One of her finest works is the novel A Shadow’s Dream (originally published in Lviv in 1938; the second, largely revised, edition was published in the Slovak city of Presov in 1966). It depicts Greco-Roman civilization in 3 A.D. during the reign of Emperor Hadrian. The novel is about Hadrian and his friend and successor, a classically handsome youth named Antinous. The further course of events is determined when Antinous unexpectedly drowns.

A Novel from the Middle Ages: 1313, published in the journal Dzvony (Lviv, 1934-35), is about narrow-minded fanaticism and the spiritual beginnings of the Renaissance. The interesting plot is based on the discovery of gunpowder, which was attributed to Berthold Schwarz, a legendary 14th-century monk. The novel Ancestor published in Dzvony (Lviv, 1937-38) is a depiction of life in medieval Spain in the grips of the Inquisition. Here the writer vividly recreates the tragic pages from the lives of many of her mother’s ancestors from the Lacerda family.

The masterfully written Ancient Kyivan Legends, published in the journal Proboiem (Prague, 1940-42), are an exception: their topic is the ancient past of the Eastern Slavs. The characters include Prince Askold (Koroleva believed that he introduced Christianity to Rus’ and was killed for doing so) and Kyrylo Kozhumiaka. This series of legends is a chimerical, finely adapted, and intertwined collection of Slavic, Scythian, ancient Greek, ancient Christian, and Scandinavian legends, myths, and fairy tales.

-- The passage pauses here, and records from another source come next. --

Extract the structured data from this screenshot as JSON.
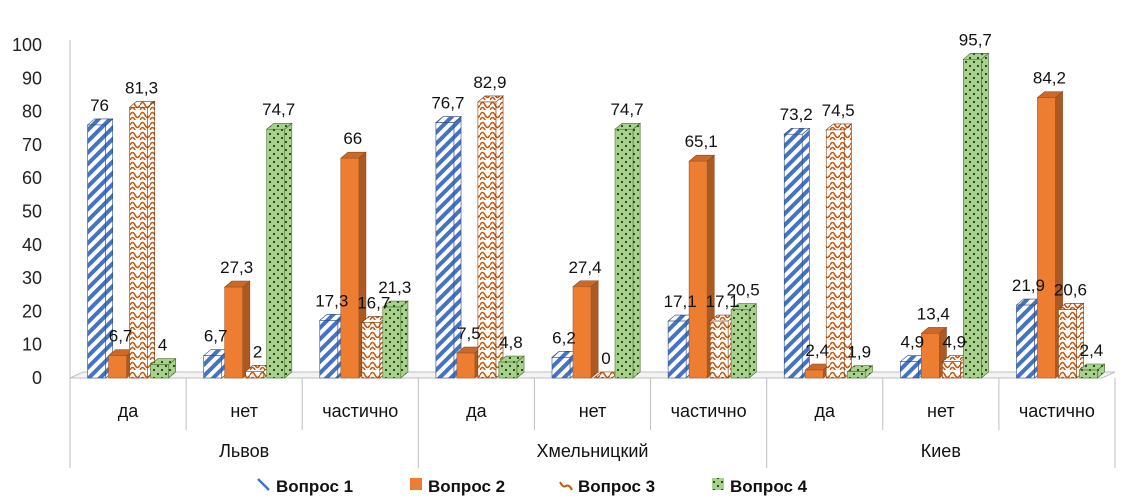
{
  "chart_data": {
    "type": "bar",
    "title": "",
    "xlabel": "",
    "ylabel": "",
    "ylim": [
      0,
      100
    ],
    "yticks": [
      0,
      10,
      20,
      30,
      40,
      50,
      60,
      70,
      80,
      90,
      100
    ],
    "three_d": true,
    "groups": [
      {
        "name": "Львов",
        "categories": [
          "да",
          "нет",
          "частично"
        ]
      },
      {
        "name": "Хмельницкий",
        "categories": [
          "да",
          "нет",
          "частично"
        ]
      },
      {
        "name": "Киев",
        "categories": [
          "да",
          "нет",
          "частично"
        ]
      }
    ],
    "series": [
      {
        "name": "Вопрос 1",
        "color": "#4472C4",
        "pattern": "diagonal-stripes",
        "values": [
          76,
          6.7,
          17.3,
          76.7,
          6.2,
          17.1,
          73.2,
          4.9,
          21.9
        ],
        "labels": [
          "76",
          "6,7",
          "17,3",
          "76,7",
          "6,2",
          "17,1",
          "73,2",
          "4,9",
          "21,9"
        ]
      },
      {
        "name": "Вопрос 2",
        "color": "#ED7D31",
        "pattern": "solid",
        "values": [
          6.7,
          27.3,
          66,
          7.5,
          27.4,
          65.1,
          2.4,
          13.4,
          84.2
        ],
        "labels": [
          "6,7",
          "27,3",
          "66",
          "7,5",
          "27,4",
          "65,1",
          "2,4",
          "13,4",
          "84,2"
        ]
      },
      {
        "name": "Вопрос 3",
        "color": "#C55A11",
        "pattern": "wave",
        "values": [
          81.3,
          2,
          16.7,
          82.9,
          0,
          17.1,
          74.5,
          4.9,
          20.6
        ],
        "labels": [
          "81,3",
          "2",
          "16,7",
          "82,9",
          "0",
          "17,1",
          "74,5",
          "4,9",
          "20,6"
        ]
      },
      {
        "name": "Вопрос 4",
        "color": "#70AD47",
        "pattern": "dots",
        "values": [
          4,
          74.7,
          21.3,
          4.8,
          74.7,
          20.5,
          1.9,
          95.7,
          2.4
        ],
        "labels": [
          "4",
          "74,7",
          "21,3",
          "4,8",
          "74,7",
          "20,5",
          "1,9",
          "95,7",
          "2,4"
        ]
      }
    ],
    "legend": {
      "position": "bottom"
    },
    "grid": false
  }
}
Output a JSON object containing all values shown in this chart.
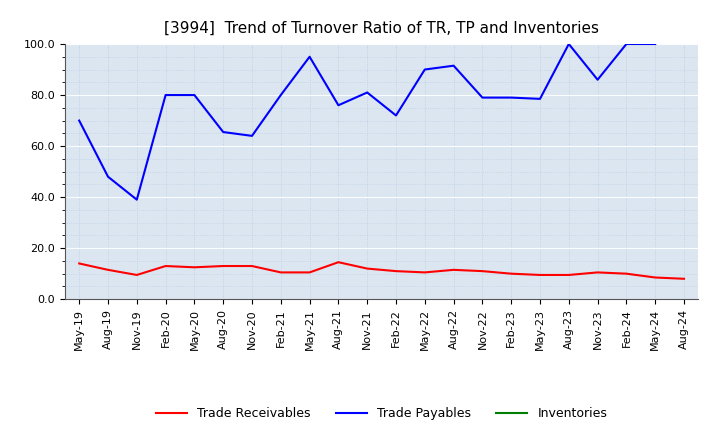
{
  "title": "[3994]  Trend of Turnover Ratio of TR, TP and Inventories",
  "xlabels": [
    "May-19",
    "Aug-19",
    "Nov-19",
    "Feb-20",
    "May-20",
    "Aug-20",
    "Nov-20",
    "Feb-21",
    "May-21",
    "Aug-21",
    "Nov-21",
    "Feb-22",
    "May-22",
    "Aug-22",
    "Nov-22",
    "Feb-23",
    "May-23",
    "Aug-23",
    "Nov-23",
    "Feb-24",
    "May-24",
    "Aug-24"
  ],
  "trade_receivables": [
    14.0,
    11.5,
    9.5,
    13.0,
    12.5,
    13.0,
    13.0,
    10.5,
    10.5,
    14.5,
    12.0,
    11.0,
    10.5,
    11.5,
    11.0,
    10.0,
    9.5,
    9.5,
    10.5,
    10.0,
    8.5,
    8.0
  ],
  "trade_payables": [
    70.0,
    48.0,
    39.0,
    80.0,
    80.0,
    65.5,
    64.0,
    80.0,
    95.0,
    76.0,
    81.0,
    72.0,
    90.0,
    91.5,
    79.0,
    79.0,
    78.5,
    100.0,
    86.0,
    100.0,
    100.0,
    null
  ],
  "inventories": [
    null,
    null,
    null,
    null,
    null,
    null,
    null,
    null,
    null,
    null,
    null,
    null,
    null,
    null,
    null,
    null,
    null,
    null,
    null,
    null,
    null,
    null
  ],
  "tr_color": "#ff0000",
  "tp_color": "#0000ff",
  "inv_color": "#008000",
  "ylim": [
    0.0,
    100.0
  ],
  "yticks": [
    0.0,
    20.0,
    40.0,
    60.0,
    80.0,
    100.0
  ],
  "background_color": "#ffffff",
  "plot_bg_color": "#dce6f1",
  "grid_color": "#ffffff",
  "grid_minor_color": "#b8cce4",
  "title_fontsize": 11,
  "tick_fontsize": 8,
  "legend_labels": [
    "Trade Receivables",
    "Trade Payables",
    "Inventories"
  ],
  "legend_fontsize": 9
}
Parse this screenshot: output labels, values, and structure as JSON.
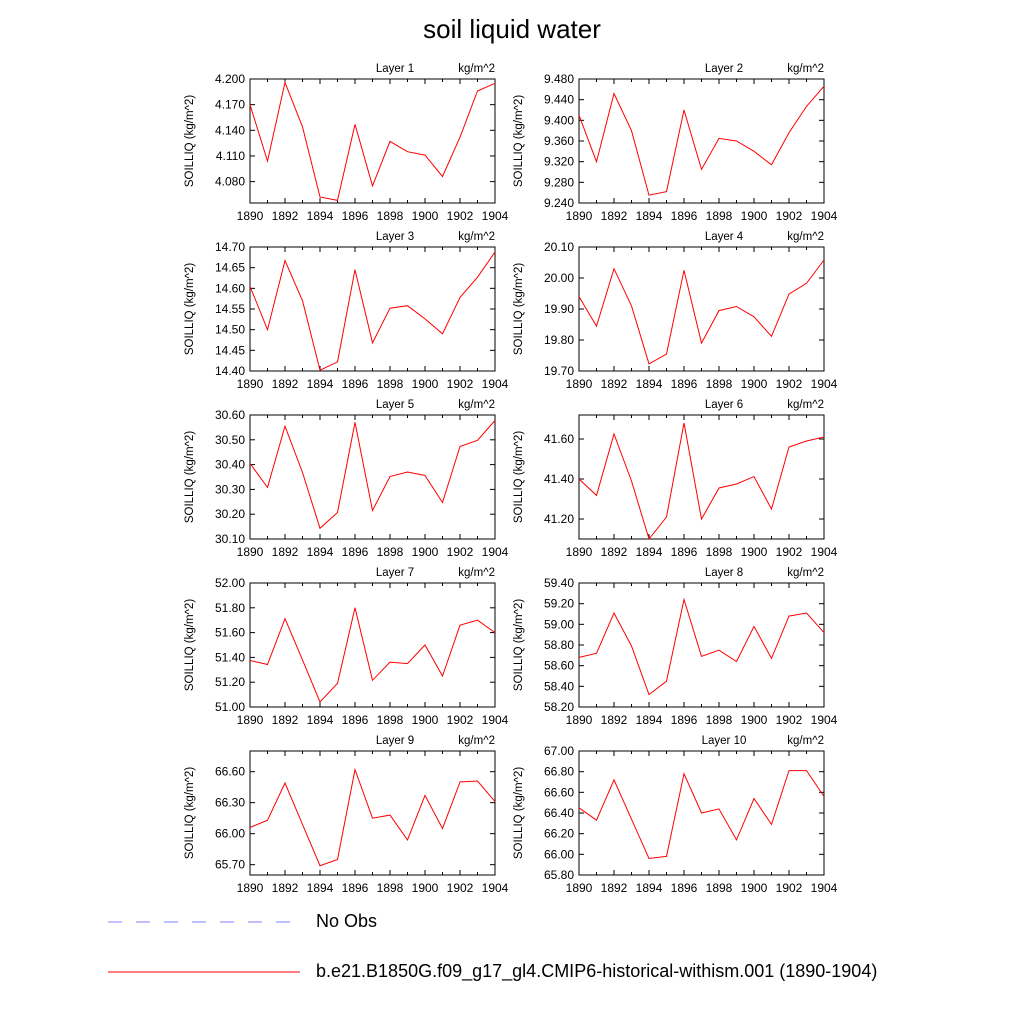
{
  "title": "soil liquid water",
  "colors": {
    "model_line": "#ff0000",
    "obs_line": "#9999ff",
    "axis": "#000000"
  },
  "legend": [
    {
      "label": "No Obs",
      "style": "dashed",
      "color": "#9999ff"
    },
    {
      "label": "b.e21.B1850G.f09_g17_gl4.CMIP6-historical-withism.001 (1890-1904)",
      "style": "solid",
      "color": "#ff0000"
    }
  ],
  "chart_data": [
    {
      "type": "line",
      "title": "Layer 1",
      "units": "kg/m^2",
      "ylabel": "SOILLIQ  (kg/m^2)",
      "x": [
        1890,
        1891,
        1892,
        1893,
        1894,
        1895,
        1896,
        1897,
        1898,
        1899,
        1900,
        1901,
        1902,
        1903,
        1904
      ],
      "xticks": [
        "1890",
        "1892",
        "1894",
        "1896",
        "1898",
        "1900",
        "1902",
        "1904"
      ],
      "ylim": [
        4.055,
        4.2
      ],
      "yticks": [
        "4.080",
        "4.110",
        "4.140",
        "4.170",
        "4.200"
      ],
      "series": [
        {
          "values": [
            4.17,
            4.104,
            4.196,
            4.144,
            4.062,
            4.058,
            4.147,
            4.075,
            4.127,
            4.115,
            4.111,
            4.086,
            4.132,
            4.186,
            4.195
          ]
        }
      ]
    },
    {
      "type": "line",
      "title": "Layer 2",
      "units": "kg/m^2",
      "ylabel": "SOILLIQ  (kg/m^2)",
      "x": [
        1890,
        1891,
        1892,
        1893,
        1894,
        1895,
        1896,
        1897,
        1898,
        1899,
        1900,
        1901,
        1902,
        1903,
        1904
      ],
      "xticks": [
        "1890",
        "1892",
        "1894",
        "1896",
        "1898",
        "1900",
        "1902",
        "1904"
      ],
      "ylim": [
        9.24,
        9.48
      ],
      "yticks": [
        "9.240",
        "9.280",
        "9.320",
        "9.360",
        "9.400",
        "9.440",
        "9.480"
      ],
      "series": [
        {
          "values": [
            9.41,
            9.32,
            9.452,
            9.38,
            9.255,
            9.262,
            9.42,
            9.305,
            9.365,
            9.36,
            9.34,
            9.314,
            9.376,
            9.427,
            9.466
          ]
        }
      ]
    },
    {
      "type": "line",
      "title": "Layer 3",
      "units": "kg/m^2",
      "ylabel": "SOILLIQ  (kg/m^2)",
      "x": [
        1890,
        1891,
        1892,
        1893,
        1894,
        1895,
        1896,
        1897,
        1898,
        1899,
        1900,
        1901,
        1902,
        1903,
        1904
      ],
      "xticks": [
        "1890",
        "1892",
        "1894",
        "1896",
        "1898",
        "1900",
        "1902",
        "1904"
      ],
      "ylim": [
        14.4,
        14.7
      ],
      "yticks": [
        "14.40",
        "14.45",
        "14.50",
        "14.55",
        "14.60",
        "14.65",
        "14.70"
      ],
      "series": [
        {
          "values": [
            14.605,
            14.5,
            14.667,
            14.57,
            14.402,
            14.422,
            14.645,
            14.468,
            14.552,
            14.558,
            14.526,
            14.49,
            14.578,
            14.627,
            14.688
          ]
        }
      ]
    },
    {
      "type": "line",
      "title": "Layer 4",
      "units": "kg/m^2",
      "ylabel": "SOILLIQ  (kg/m^2)",
      "x": [
        1890,
        1891,
        1892,
        1893,
        1894,
        1895,
        1896,
        1897,
        1898,
        1899,
        1900,
        1901,
        1902,
        1903,
        1904
      ],
      "xticks": [
        "1890",
        "1892",
        "1894",
        "1896",
        "1898",
        "1900",
        "1902",
        "1904"
      ],
      "ylim": [
        19.7,
        20.1
      ],
      "yticks": [
        "19.70",
        "19.80",
        "19.90",
        "20.00",
        "20.10"
      ],
      "series": [
        {
          "values": [
            19.94,
            19.845,
            20.03,
            19.91,
            19.723,
            19.755,
            20.025,
            19.79,
            19.895,
            19.908,
            19.875,
            19.812,
            19.948,
            19.983,
            20.058
          ]
        }
      ]
    },
    {
      "type": "line",
      "title": "Layer 5",
      "units": "kg/m^2",
      "ylabel": "SOILLIQ  (kg/m^2)",
      "x": [
        1890,
        1891,
        1892,
        1893,
        1894,
        1895,
        1896,
        1897,
        1898,
        1899,
        1900,
        1901,
        1902,
        1903,
        1904
      ],
      "xticks": [
        "1890",
        "1892",
        "1894",
        "1896",
        "1898",
        "1900",
        "1902",
        "1904"
      ],
      "ylim": [
        30.1,
        30.6
      ],
      "yticks": [
        "30.10",
        "30.20",
        "30.30",
        "30.40",
        "30.50",
        "30.60"
      ],
      "series": [
        {
          "values": [
            30.405,
            30.308,
            30.555,
            30.368,
            30.143,
            30.207,
            30.57,
            30.215,
            30.352,
            30.37,
            30.356,
            30.247,
            30.473,
            30.498,
            30.578
          ]
        }
      ]
    },
    {
      "type": "line",
      "title": "Layer 6",
      "units": "kg/m^2",
      "ylabel": "SOILLIQ  (kg/m^2)",
      "x": [
        1890,
        1891,
        1892,
        1893,
        1894,
        1895,
        1896,
        1897,
        1898,
        1899,
        1900,
        1901,
        1902,
        1903,
        1904
      ],
      "xticks": [
        "1890",
        "1892",
        "1894",
        "1896",
        "1898",
        "1900",
        "1902",
        "1904"
      ],
      "ylim": [
        41.1,
        41.72
      ],
      "yticks": [
        "41.20",
        "41.40",
        "41.60"
      ],
      "series": [
        {
          "values": [
            41.4,
            41.318,
            41.625,
            41.39,
            41.1,
            41.21,
            41.68,
            41.2,
            41.355,
            41.375,
            41.412,
            41.25,
            41.56,
            41.59,
            41.61
          ]
        }
      ]
    },
    {
      "type": "line",
      "title": "Layer 7",
      "units": "kg/m^2",
      "ylabel": "SOILLIQ  (kg/m^2)",
      "x": [
        1890,
        1891,
        1892,
        1893,
        1894,
        1895,
        1896,
        1897,
        1898,
        1899,
        1900,
        1901,
        1902,
        1903,
        1904
      ],
      "xticks": [
        "1890",
        "1892",
        "1894",
        "1896",
        "1898",
        "1900",
        "1902",
        "1904"
      ],
      "ylim": [
        51.0,
        52.0
      ],
      "yticks": [
        "51.00",
        "51.20",
        "51.40",
        "51.60",
        "51.80",
        "52.00"
      ],
      "series": [
        {
          "values": [
            51.375,
            51.343,
            51.712,
            51.38,
            51.04,
            51.19,
            51.8,
            51.215,
            51.362,
            51.35,
            51.5,
            51.25,
            51.66,
            51.7,
            51.6
          ]
        }
      ]
    },
    {
      "type": "line",
      "title": "Layer 8",
      "units": "kg/m^2",
      "ylabel": "SOILLIQ  (kg/m^2)",
      "x": [
        1890,
        1891,
        1892,
        1893,
        1894,
        1895,
        1896,
        1897,
        1898,
        1899,
        1900,
        1901,
        1902,
        1903,
        1904
      ],
      "xticks": [
        "1890",
        "1892",
        "1894",
        "1896",
        "1898",
        "1900",
        "1902",
        "1904"
      ],
      "ylim": [
        58.2,
        59.4
      ],
      "yticks": [
        "58.20",
        "58.40",
        "58.60",
        "58.80",
        "59.00",
        "59.20",
        "59.40"
      ],
      "series": [
        {
          "values": [
            58.68,
            58.72,
            59.11,
            58.79,
            58.32,
            58.45,
            59.24,
            58.69,
            58.75,
            58.64,
            58.98,
            58.67,
            59.08,
            59.11,
            58.92
          ]
        }
      ]
    },
    {
      "type": "line",
      "title": "Layer 9",
      "units": "kg/m^2",
      "ylabel": "SOILLIQ  (kg/m^2)",
      "x": [
        1890,
        1891,
        1892,
        1893,
        1894,
        1895,
        1896,
        1897,
        1898,
        1899,
        1900,
        1901,
        1902,
        1903,
        1904
      ],
      "xticks": [
        "1890",
        "1892",
        "1894",
        "1896",
        "1898",
        "1900",
        "1902",
        "1904"
      ],
      "ylim": [
        65.6,
        66.8
      ],
      "yticks": [
        "65.70",
        "66.00",
        "66.30",
        "66.60"
      ],
      "series": [
        {
          "values": [
            66.06,
            66.13,
            66.49,
            66.09,
            65.69,
            65.75,
            66.62,
            66.15,
            66.18,
            65.94,
            66.37,
            66.05,
            66.5,
            66.51,
            66.31
          ]
        }
      ]
    },
    {
      "type": "line",
      "title": "Layer 10",
      "units": "kg/m^2",
      "ylabel": "SOILLIQ  (kg/m^2)",
      "x": [
        1890,
        1891,
        1892,
        1893,
        1894,
        1895,
        1896,
        1897,
        1898,
        1899,
        1900,
        1901,
        1902,
        1903,
        1904
      ],
      "xticks": [
        "1890",
        "1892",
        "1894",
        "1896",
        "1898",
        "1900",
        "1902",
        "1904"
      ],
      "ylim": [
        65.8,
        67.0
      ],
      "yticks": [
        "65.80",
        "66.00",
        "66.20",
        "66.40",
        "66.60",
        "66.80",
        "67.00"
      ],
      "series": [
        {
          "values": [
            66.45,
            66.33,
            66.72,
            66.34,
            65.96,
            65.98,
            66.78,
            66.4,
            66.44,
            66.14,
            66.54,
            66.29,
            66.81,
            66.81,
            66.56
          ]
        }
      ]
    }
  ]
}
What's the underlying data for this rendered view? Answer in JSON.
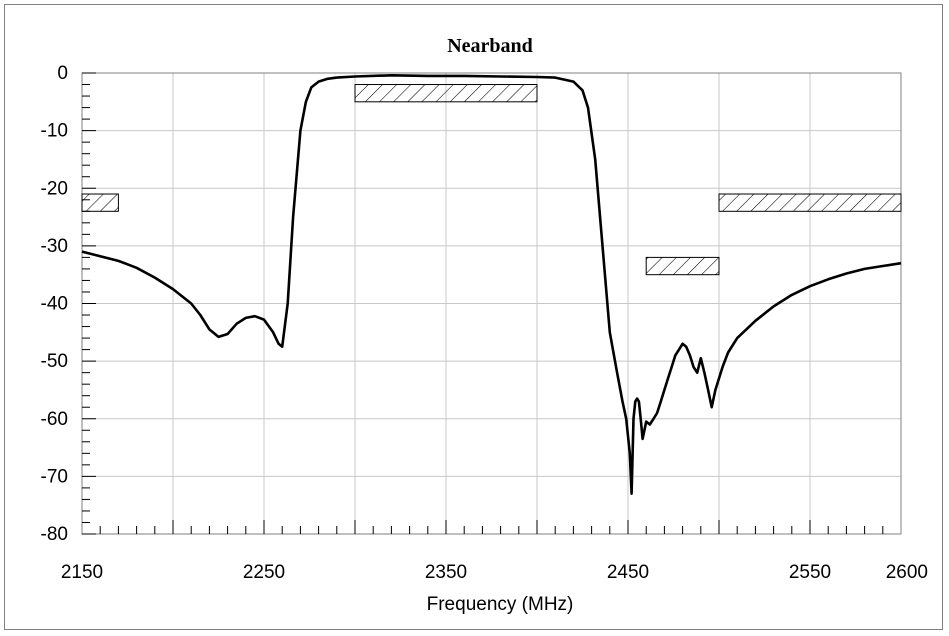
{
  "chart_data": {
    "type": "line",
    "title": "Nearband",
    "xlabel": "Frequency (MHz)",
    "ylabel": "",
    "xlim": [
      2150,
      2600
    ],
    "ylim": [
      -80,
      0
    ],
    "x_ticks": [
      2150,
      2250,
      2350,
      2450,
      2550,
      2600
    ],
    "x_tick_labels": [
      "2150",
      "2250",
      "2350",
      "2450",
      "2550",
      "2600"
    ],
    "y_ticks": [
      0,
      -10,
      -20,
      -30,
      -40,
      -50,
      -60,
      -70,
      -80
    ],
    "y_tick_labels": [
      "0",
      "-10",
      "-20",
      "-30",
      "-40",
      "-50",
      "-60",
      "-70",
      "-80"
    ],
    "grid": true,
    "series": [
      {
        "color": "#000000",
        "x": [
          2150,
          2160,
          2170,
          2180,
          2190,
          2200,
          2210,
          2215,
          2220,
          2225,
          2230,
          2235,
          2240,
          2245,
          2250,
          2255,
          2258,
          2260,
          2263,
          2266,
          2270,
          2273,
          2276,
          2280,
          2285,
          2290,
          2300,
          2320,
          2340,
          2360,
          2380,
          2400,
          2410,
          2420,
          2425,
          2428,
          2432,
          2436,
          2440,
          2444,
          2447,
          2449,
          2451,
          2452,
          2453,
          2454,
          2455,
          2456,
          2457,
          2458,
          2459,
          2460,
          2462,
          2464,
          2466,
          2468,
          2470,
          2472,
          2474,
          2476,
          2478,
          2480,
          2482,
          2484,
          2486,
          2488,
          2490,
          2492,
          2494,
          2496,
          2498,
          2500,
          2502,
          2505,
          2510,
          2520,
          2530,
          2540,
          2550,
          2560,
          2570,
          2580,
          2590,
          2600
        ],
        "values": [
          -31,
          -31.8,
          -32.6,
          -33.8,
          -35.5,
          -37.5,
          -40,
          -42,
          -44.5,
          -45.8,
          -45.3,
          -43.5,
          -42.5,
          -42.2,
          -42.8,
          -45,
          -47,
          -47.5,
          -40,
          -25,
          -10,
          -5,
          -2.5,
          -1.5,
          -1,
          -0.8,
          -0.6,
          -0.4,
          -0.5,
          -0.5,
          -0.6,
          -0.7,
          -0.8,
          -1.5,
          -3,
          -6,
          -15,
          -30,
          -45,
          -52,
          -57,
          -60,
          -66,
          -73,
          -60,
          -57,
          -56.5,
          -57,
          -60,
          -63.5,
          -62,
          -60.5,
          -61,
          -60,
          -59,
          -57,
          -55,
          -53,
          -51,
          -49,
          -48,
          -47,
          -47.5,
          -49,
          -51,
          -52,
          -49.5,
          -52,
          -55,
          -58,
          -55,
          -53,
          -51,
          -48.5,
          -46,
          -43,
          -40.5,
          -38.5,
          -37,
          -35.8,
          -34.8,
          -34,
          -33.5,
          -33
        ]
      }
    ],
    "spec_masks": [
      {
        "x_range": [
          2150,
          2170
        ],
        "y_range": [
          -24,
          -21
        ]
      },
      {
        "x_range": [
          2300,
          2400
        ],
        "y_range": [
          -5,
          -2
        ]
      },
      {
        "x_range": [
          2460,
          2500
        ],
        "y_range": [
          -35,
          -32
        ]
      },
      {
        "x_range": [
          2500,
          2600
        ],
        "y_range": [
          -24,
          -21
        ]
      }
    ]
  }
}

All her life Koroleva was rebuked for the abstract nature of her historical-philosophical novels, with critics complaining that her plots and characters had little to do with Ukrainian realities. However, now that we know which of her works have stood the test of time, we can say that the value of Koroleva’s novels lies primarily in the development of a new conception of a free, value-oriented man with an all-round education, who has accepted the ideals of humanism. This achievement has thus secured the writer a special place in Ukrainian literature.